Of particular note is the role of late Sen. John McCain (R-Ariz.) in the events leading up to that day. Without McCain’s silent endorsement and the efforts by Kramer, it’s unlikely the dossier could have been published as a prelude to the events of Jan. 12. Notably, the dossier’s publication coincided with a CNN article declaring that “Intel chiefs presented [candidate Donald] Trump with claims of Russian efforts to compromise him.”
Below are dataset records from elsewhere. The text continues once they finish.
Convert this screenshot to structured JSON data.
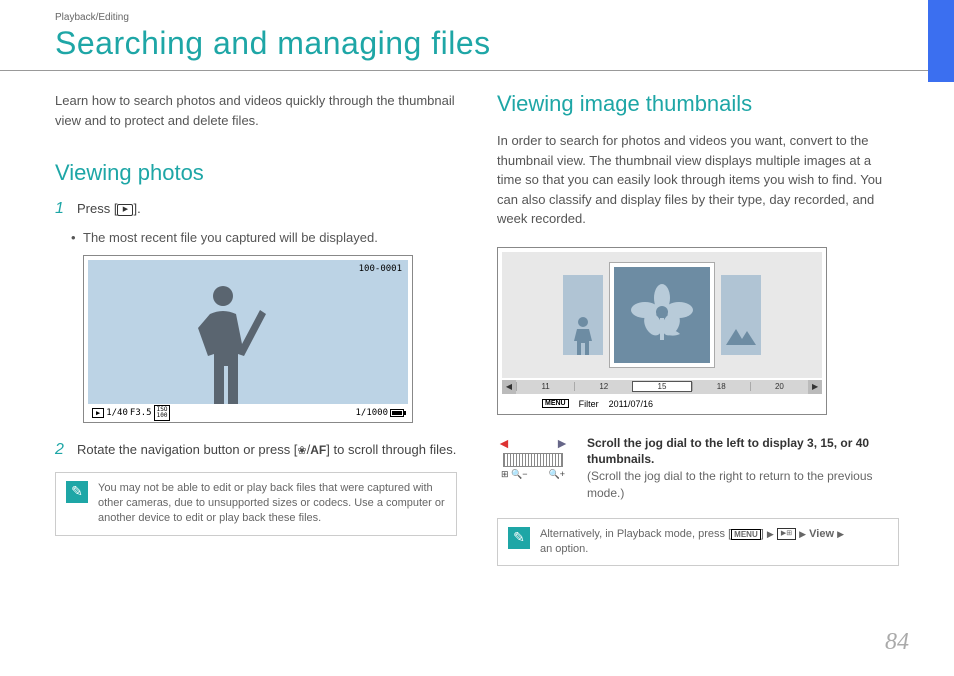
{
  "breadcrumb": "Playback/Editing",
  "title": "Searching and managing files",
  "page_number": "84",
  "left": {
    "intro": "Learn how to search photos and videos quickly through the thumbnail view and to protect and delete files.",
    "section_title": "Viewing photos",
    "step1_num": "1",
    "step1_text_a": "Press [",
    "step1_text_b": "].",
    "bullet1": "The most recent file you captured will be displayed.",
    "screen": {
      "file_number": "100-0001",
      "shutter": "1/40",
      "aperture": "F3.5",
      "iso_label": "ISO",
      "iso_value": "100",
      "speed": "1/1000"
    },
    "step2_num": "2",
    "step2_text_a": "Rotate the navigation button or press [",
    "step2_text_b": "/",
    "step2_af": "AF",
    "step2_text_c": "] to scroll through files.",
    "note": "You may not be able to edit or play back files that were captured with other cameras, due to unsupported sizes or codecs. Use a computer or another device to edit or play back these files."
  },
  "right": {
    "section_title": "Viewing image thumbnails",
    "intro": "In order to search for photos and videos you want, convert to the thumbnail view. The thumbnail view displays multiple images at a time so that you can easily look through items you wish to find. You can also classify and display files by their type, day recorded, and week recorded.",
    "filmstrip": [
      "11",
      "12",
      "15",
      "18",
      "20"
    ],
    "filter_menu": "MENU",
    "filter_label": "Filter",
    "date": "2011/07/16",
    "jog_bold": "Scroll the jog dial to the left to display 3, 15, or 40 thumbnails.",
    "jog_sub": "(Scroll the jog dial to the right to return to the previous mode.)",
    "note_a": "Alternatively, in Playback mode, press [",
    "note_menu": "MENU",
    "note_b": "] ",
    "note_view": "View",
    "note_c": "an option."
  }
}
Just seven days earlier, on Jan. 5, 2017, top intelligence officials, including then-FBI Director James Comey, then-CIA Director John Brennan, then-Director of National Intelligence James Clapper, and then-Director of the National Security Agency (NSA) Michael Rogers had briefed outgoing President Barack Obama on the ICA report. Following the official meeting, Comey stayed behind to brief Obama on the dossier. It was at this meeting that Obama stated that he wanted his team to be “mindful to ascertain if there is any reason that we cannot share information fully as it relates to Russia” with the incoming Trump administration.